# Angelanhänger



## Erwoolf (18. Februar 2014)

Hallo,

hab mir eine Autoanhänger gekauft.
http://www.hornbach.de/shop/Startra...iegel/7228441/artikel.html?WT.svl=artikel_img

Diesen möcht zum Angelanhänger ausbauen.

Geplant hab ich, daß ich vorne, links u. rechts Spanplatten montiere.

Für die Ruten möchte ich auf einer Seite KG-Rohre befestigen.

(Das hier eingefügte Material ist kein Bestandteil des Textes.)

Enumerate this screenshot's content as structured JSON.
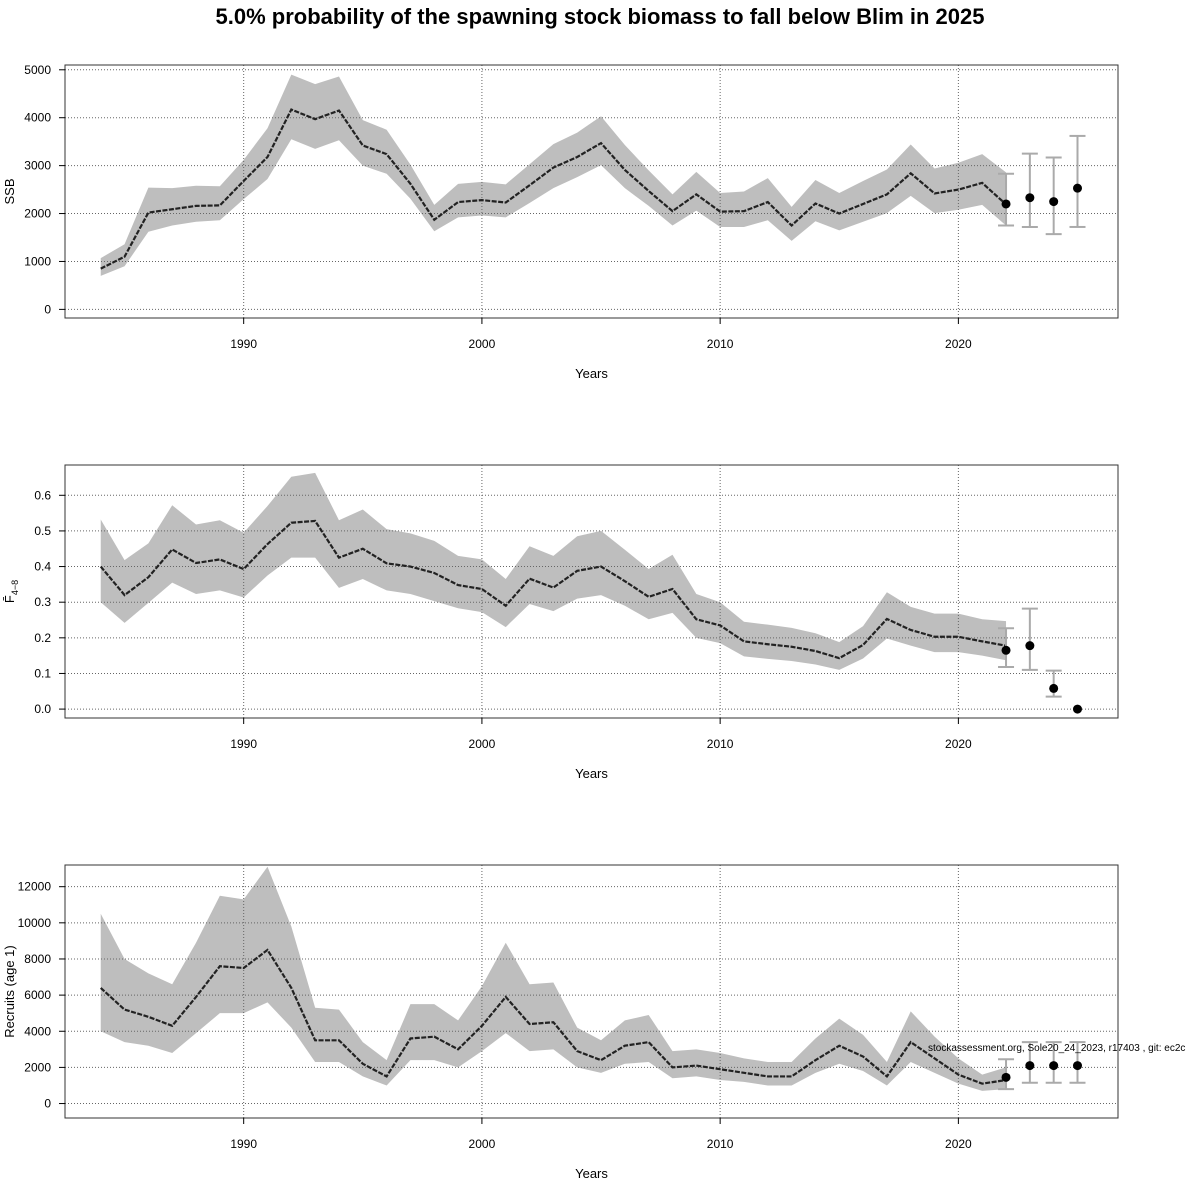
{
  "title": "5.0% probability of the spawning stock biomass to fall below Blim in 2025",
  "credit": "stockassessment.org, Sole20_24_2023, r17403 , git: ec2c",
  "colors": {
    "band": "#bebebe",
    "line": "#222222",
    "point": "#000000",
    "errorbar": "#aaaaaa",
    "grid": "#666666"
  },
  "chart_data": [
    {
      "type": "line",
      "ylabel": "SSB",
      "xlabel": "Years",
      "xlim": [
        1982.5,
        2026.7
      ],
      "ylim": [
        -180,
        5100
      ],
      "xticks": [
        1990,
        2000,
        2010,
        2020
      ],
      "yticks": [
        0,
        1000,
        2000,
        3000,
        4000,
        5000
      ],
      "grid": true,
      "years": [
        1984,
        1985,
        1986,
        1987,
        1988,
        1989,
        1990,
        1991,
        1992,
        1993,
        1994,
        1995,
        1996,
        1997,
        1998,
        1999,
        2000,
        2001,
        2002,
        2003,
        2004,
        2005,
        2006,
        2007,
        2008,
        2009,
        2010,
        2011,
        2012,
        2013,
        2014,
        2015,
        2016,
        2017,
        2018,
        2019,
        2020,
        2021,
        2022
      ],
      "estimate": [
        850,
        1100,
        2020,
        2090,
        2160,
        2170,
        2680,
        3180,
        4170,
        3970,
        4150,
        3420,
        3240,
        2620,
        1870,
        2240,
        2280,
        2230,
        2590,
        2960,
        3180,
        3470,
        2910,
        2470,
        2050,
        2400,
        2040,
        2050,
        2240,
        1750,
        2210,
        2000,
        2200,
        2400,
        2840,
        2420,
        2500,
        2640,
        2190
      ],
      "lower": [
        700,
        900,
        1620,
        1750,
        1830,
        1860,
        2300,
        2720,
        3550,
        3350,
        3530,
        3000,
        2830,
        2310,
        1630,
        1920,
        1960,
        1920,
        2220,
        2530,
        2760,
        3010,
        2530,
        2160,
        1750,
        2060,
        1720,
        1720,
        1860,
        1430,
        1840,
        1650,
        1830,
        2010,
        2370,
        2010,
        2080,
        2180,
        1750
      ],
      "upper": [
        1070,
        1360,
        2540,
        2530,
        2580,
        2570,
        3120,
        3780,
        4900,
        4700,
        4860,
        3950,
        3750,
        3020,
        2180,
        2620,
        2660,
        2610,
        3030,
        3450,
        3690,
        4030,
        3430,
        2900,
        2400,
        2870,
        2430,
        2460,
        2740,
        2140,
        2700,
        2430,
        2680,
        2920,
        3440,
        2940,
        3060,
        3240,
        2860
      ],
      "forecast": {
        "years": [
          2022,
          2023,
          2024,
          2025
        ],
        "median": [
          2200,
          2330,
          2250,
          2530
        ],
        "lower": [
          1750,
          1720,
          1570,
          1720
        ],
        "upper": [
          2830,
          3250,
          3170,
          3620
        ]
      }
    },
    {
      "type": "line",
      "ylabel": "F̄",
      "ylabel_subscript": "4−8",
      "xlabel": "Years",
      "xlim": [
        1982.5,
        2026.7
      ],
      "ylim": [
        -0.025,
        0.685
      ],
      "xticks": [
        1990,
        2000,
        2010,
        2020
      ],
      "yticks": [
        0.0,
        0.1,
        0.2,
        0.3,
        0.4,
        0.5,
        0.6
      ],
      "grid": true,
      "years": [
        1984,
        1985,
        1986,
        1987,
        1988,
        1989,
        1990,
        1991,
        1992,
        1993,
        1994,
        1995,
        1996,
        1997,
        1998,
        1999,
        2000,
        2001,
        2002,
        2003,
        2004,
        2005,
        2006,
        2007,
        2008,
        2009,
        2010,
        2011,
        2012,
        2013,
        2014,
        2015,
        2016,
        2017,
        2018,
        2019,
        2020,
        2021,
        2022
      ],
      "estimate": [
        0.4,
        0.32,
        0.37,
        0.448,
        0.41,
        0.42,
        0.393,
        0.463,
        0.523,
        0.528,
        0.425,
        0.45,
        0.409,
        0.4,
        0.382,
        0.348,
        0.337,
        0.29,
        0.366,
        0.341,
        0.388,
        0.4,
        0.359,
        0.315,
        0.337,
        0.252,
        0.235,
        0.19,
        0.182,
        0.175,
        0.163,
        0.143,
        0.18,
        0.253,
        0.222,
        0.203,
        0.203,
        0.19,
        0.178
      ],
      "lower": [
        0.3,
        0.242,
        0.298,
        0.355,
        0.323,
        0.333,
        0.313,
        0.375,
        0.425,
        0.425,
        0.34,
        0.365,
        0.333,
        0.323,
        0.303,
        0.283,
        0.272,
        0.23,
        0.295,
        0.275,
        0.31,
        0.32,
        0.29,
        0.252,
        0.27,
        0.2,
        0.185,
        0.148,
        0.141,
        0.135,
        0.125,
        0.11,
        0.142,
        0.198,
        0.178,
        0.16,
        0.16,
        0.15,
        0.137
      ],
      "upper": [
        0.532,
        0.418,
        0.465,
        0.572,
        0.518,
        0.53,
        0.495,
        0.57,
        0.652,
        0.663,
        0.53,
        0.56,
        0.505,
        0.493,
        0.472,
        0.43,
        0.42,
        0.365,
        0.457,
        0.43,
        0.485,
        0.5,
        0.447,
        0.393,
        0.433,
        0.323,
        0.3,
        0.245,
        0.237,
        0.228,
        0.213,
        0.188,
        0.233,
        0.328,
        0.287,
        0.268,
        0.268,
        0.252,
        0.247
      ],
      "forecast": {
        "years": [
          2022,
          2023,
          2024,
          2025
        ],
        "median": [
          0.165,
          0.178,
          0.058,
          0.0
        ],
        "lower": [
          0.118,
          0.11,
          0.035,
          0.0
        ],
        "upper": [
          0.227,
          0.282,
          0.108,
          0.0
        ]
      }
    },
    {
      "type": "line",
      "ylabel": "Recruits (age 1)",
      "xlabel": "Years",
      "xlim": [
        1982.5,
        2026.7
      ],
      "ylim": [
        -800,
        13200
      ],
      "xticks": [
        1990,
        2000,
        2010,
        2020
      ],
      "yticks": [
        0,
        2000,
        4000,
        6000,
        8000,
        10000,
        12000
      ],
      "grid": true,
      "years": [
        1984,
        1985,
        1986,
        1987,
        1988,
        1989,
        1990,
        1991,
        1992,
        1993,
        1994,
        1995,
        1996,
        1997,
        1998,
        1999,
        2000,
        2001,
        2002,
        2003,
        2004,
        2005,
        2006,
        2007,
        2008,
        2009,
        2010,
        2011,
        2012,
        2013,
        2014,
        2015,
        2016,
        2017,
        2018,
        2019,
        2020,
        2021,
        2022
      ],
      "estimate": [
        6400,
        5200,
        4800,
        4300,
        5900,
        7600,
        7500,
        8500,
        6400,
        3500,
        3500,
        2200,
        1500,
        3600,
        3700,
        3000,
        4300,
        5900,
        4400,
        4500,
        2900,
        2400,
        3200,
        3400,
        2000,
        2100,
        1900,
        1700,
        1500,
        1500,
        2400,
        3200,
        2600,
        1500,
        3400,
        2500,
        1600,
        1100,
        1300
      ],
      "lower": [
        4000,
        3400,
        3200,
        2800,
        3900,
        5000,
        5000,
        5600,
        4200,
        2300,
        2300,
        1500,
        1000,
        2400,
        2400,
        2000,
        2900,
        3900,
        2900,
        3000,
        2000,
        1700,
        2200,
        2300,
        1400,
        1500,
        1300,
        1200,
        1000,
        1000,
        1700,
        2200,
        1800,
        1000,
        2300,
        1700,
        1100,
        700,
        800
      ],
      "upper": [
        10500,
        8000,
        7200,
        6600,
        8900,
        11500,
        11300,
        13100,
        9800,
        5300,
        5200,
        3400,
        2400,
        5500,
        5500,
        4600,
        6500,
        8900,
        6600,
        6700,
        4200,
        3500,
        4600,
        4900,
        2900,
        3000,
        2800,
        2500,
        2300,
        2300,
        3600,
        4700,
        3800,
        2300,
        5100,
        3700,
        2500,
        1600,
        2000
      ],
      "forecast": {
        "years": [
          2022,
          2023,
          2024,
          2025
        ],
        "median": [
          1450,
          2100,
          2100,
          2100
        ],
        "lower": [
          800,
          1150,
          1150,
          1150
        ],
        "upper": [
          2450,
          3400,
          3400,
          3400
        ]
      }
    }
  ]
}
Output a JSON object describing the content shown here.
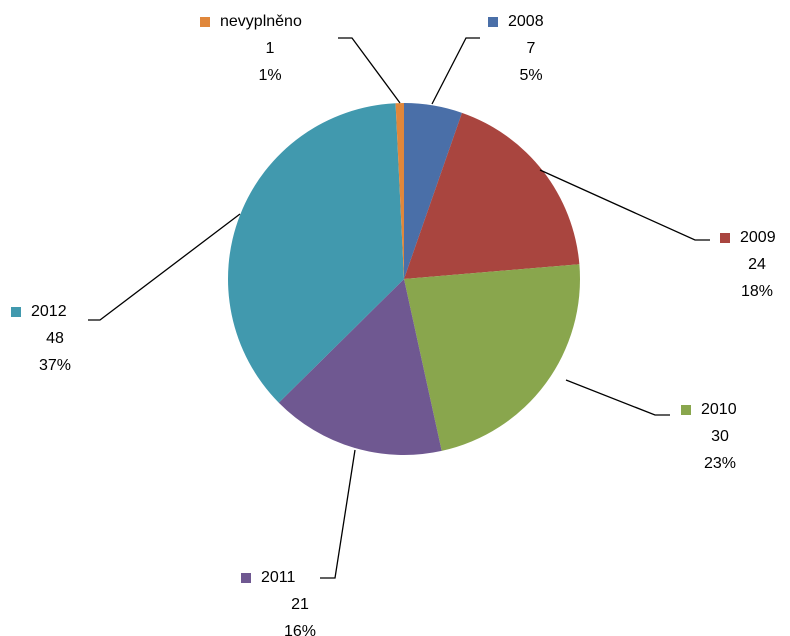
{
  "chart_data": {
    "type": "pie",
    "categories": [
      "2008",
      "2009",
      "2010",
      "2011",
      "2012",
      "nevyplněno"
    ],
    "values": [
      7,
      24,
      30,
      21,
      48,
      1
    ],
    "percent_labels": [
      "5%",
      "18%",
      "23%",
      "16%",
      "37%",
      "1%"
    ],
    "colors": [
      "#4a6fa8",
      "#a9453f",
      "#89a64d",
      "#6f5891",
      "#4199ae",
      "#e0873b"
    ]
  }
}
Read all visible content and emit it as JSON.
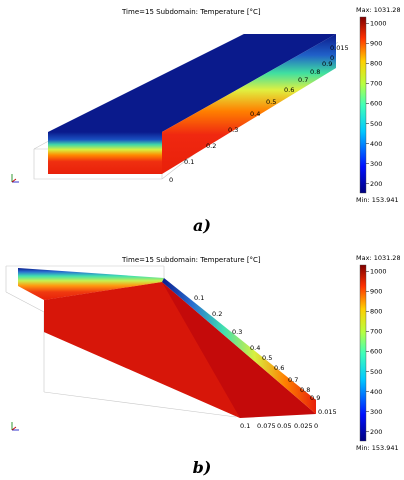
{
  "panels": [
    {
      "title": "Time=15   Subdomain: Temperature [°C]",
      "max_label": "Max: 1031.289",
      "min_label": "Min: 153.941",
      "colorbar_ticks": [
        "1000",
        "900",
        "800",
        "700",
        "600",
        "500",
        "400",
        "300",
        "200"
      ],
      "axis_ticks": [
        "0",
        "0.1",
        "0.2",
        "0.3",
        "0.4",
        "0.5",
        "0.6",
        "0.7",
        "0.8",
        "0.9",
        "0.015",
        "0"
      ],
      "caption": "a)"
    },
    {
      "title": "Time=15   Subdomain: Temperature [°C]",
      "max_label": "Max: 1031.289",
      "min_label": "Min: 153.941",
      "colorbar_ticks": [
        "1000",
        "900",
        "800",
        "700",
        "600",
        "500",
        "400",
        "300",
        "200"
      ],
      "length_ticks": [
        "0.1",
        "0.2",
        "0.3",
        "0.4",
        "0.5",
        "0.6",
        "0.7",
        "0.8",
        "0.9"
      ],
      "bottom_ticks": [
        "0.1",
        "0.075",
        "0.05",
        "0.025",
        "0"
      ],
      "side_tick": "0.015",
      "caption": "b)"
    }
  ],
  "colors": {
    "cold": "#0a1a8c",
    "hot": "#e8200a",
    "dark_hot": "#c40a0a"
  }
}
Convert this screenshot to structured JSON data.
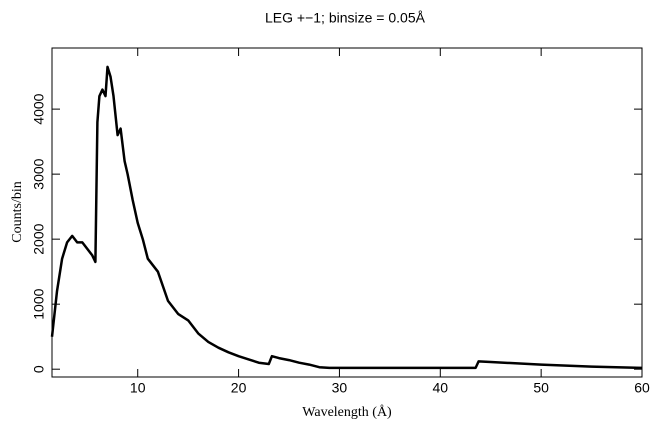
{
  "chart_data": {
    "type": "line",
    "title": "LEG +−1; binsize = 0.05Å",
    "xlabel": "Wavelength (Å)",
    "ylabel": "Counts/bin",
    "x": [
      1.5,
      2,
      2.5,
      3,
      3.5,
      4,
      4.5,
      5,
      5.5,
      5.8,
      6.0,
      6.2,
      6.5,
      6.8,
      7.0,
      7.3,
      7.6,
      8.0,
      8.3,
      8.7,
      9.0,
      9.5,
      10,
      10.5,
      11,
      12,
      13,
      14,
      15,
      16,
      17,
      18,
      19,
      20,
      21,
      22,
      23,
      23.3,
      24,
      25,
      26,
      27,
      28,
      29,
      30,
      35,
      40,
      43.5,
      43.8,
      45,
      50,
      55,
      60
    ],
    "series": [
      {
        "color": "#000000",
        "values": [
          500,
          1200,
          1700,
          1950,
          2050,
          1950,
          1950,
          1850,
          1750,
          1650,
          3800,
          4200,
          4300,
          4200,
          4650,
          4500,
          4200,
          3600,
          3700,
          3200,
          3000,
          2600,
          2250,
          2000,
          1700,
          1500,
          1050,
          850,
          750,
          550,
          420,
          330,
          260,
          200,
          150,
          100,
          80,
          200,
          170,
          140,
          100,
          70,
          30,
          20,
          20,
          20,
          20,
          20,
          120,
          110,
          70,
          40,
          20
        ]
      }
    ],
    "xlim": [
      1.5,
      60
    ],
    "ylim": [
      -120,
      4940
    ],
    "xticks": [
      10,
      20,
      30,
      40,
      50,
      60
    ],
    "yticks": [
      0,
      1000,
      2000,
      3000,
      4000
    ]
  }
}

Vielleicht habt Ihr ja noch den einen oder anderen Tipp für mich!


Gruß
Erwoolf


----------



## Haesel (18. Februar 2014)

*AW: Angelanhänger*

Hallo,
Spanplatten würde ich aufgrund der Neigung zum Quillen bei Feuchtigkeit nicht nehmen. Hier lohnt sich Siebdruckplatte zu kaufen. Es sollte nur Aufgrund der Verkehrssicherheit vernünftig verschraubt/verbaut werden.


----------



## Zanderjäger1969 (18. Februar 2014)

*AW: Angelanhänger*

Hallo,schau mal hier,
http://kleinanzeigen.ebay.de/anzeigen/s-anzeige/transportboxen-fuer-angeln/155230198-230-1791


----------



## peitscher (18. Februar 2014)

*AW: Angelanhänger*

das ne coole Idee und einfach nachzubauen


----------



## Zanderjäger1969 (18. Februar 2014)

*AW: Angelanhänger*



peitscher schrieb:


> das ne coole Idee und einfach nachzubauen


 Ich denke mal das die Teile schon teurer sind,aber was man da alles sicher verstauen kann und die Stören nicht.


----------



## peitscher (18. Februar 2014)

*AW: Angelanhänger*

ok hätte nicht gedacht, das Regenrohre/ Abflußrohre so teuer sind.


----------



## Zanderjäger1969 (18. Februar 2014)

*AW: Angelanhänger*



peitscher schrieb:


> ok hätte nicht gedacht, das Regenrohre/ Abflußrohre so teuer sind.


 http://www.mcm-systeme.de/KG-Rohr-Abwasserrohr-110-mm-1-m?gclid=CPelt8eL1rwCFYWWtAodjCQAcw
Ich weis das weil ich ein Wohnwagen habe und da brauche ich immer was.


----------



## joedreck (18. Februar 2014)

*AW: Angelanhänger*

na wenn die plane und der hochspriegel mit dabei sind, wie im link angegeben, brauchst du keine siebdruck platten. da kannst du auch spanplatten nehmen. darüber dann ganz simpel die plane ziehen und schon bleiben die spanplatten auch trocken. 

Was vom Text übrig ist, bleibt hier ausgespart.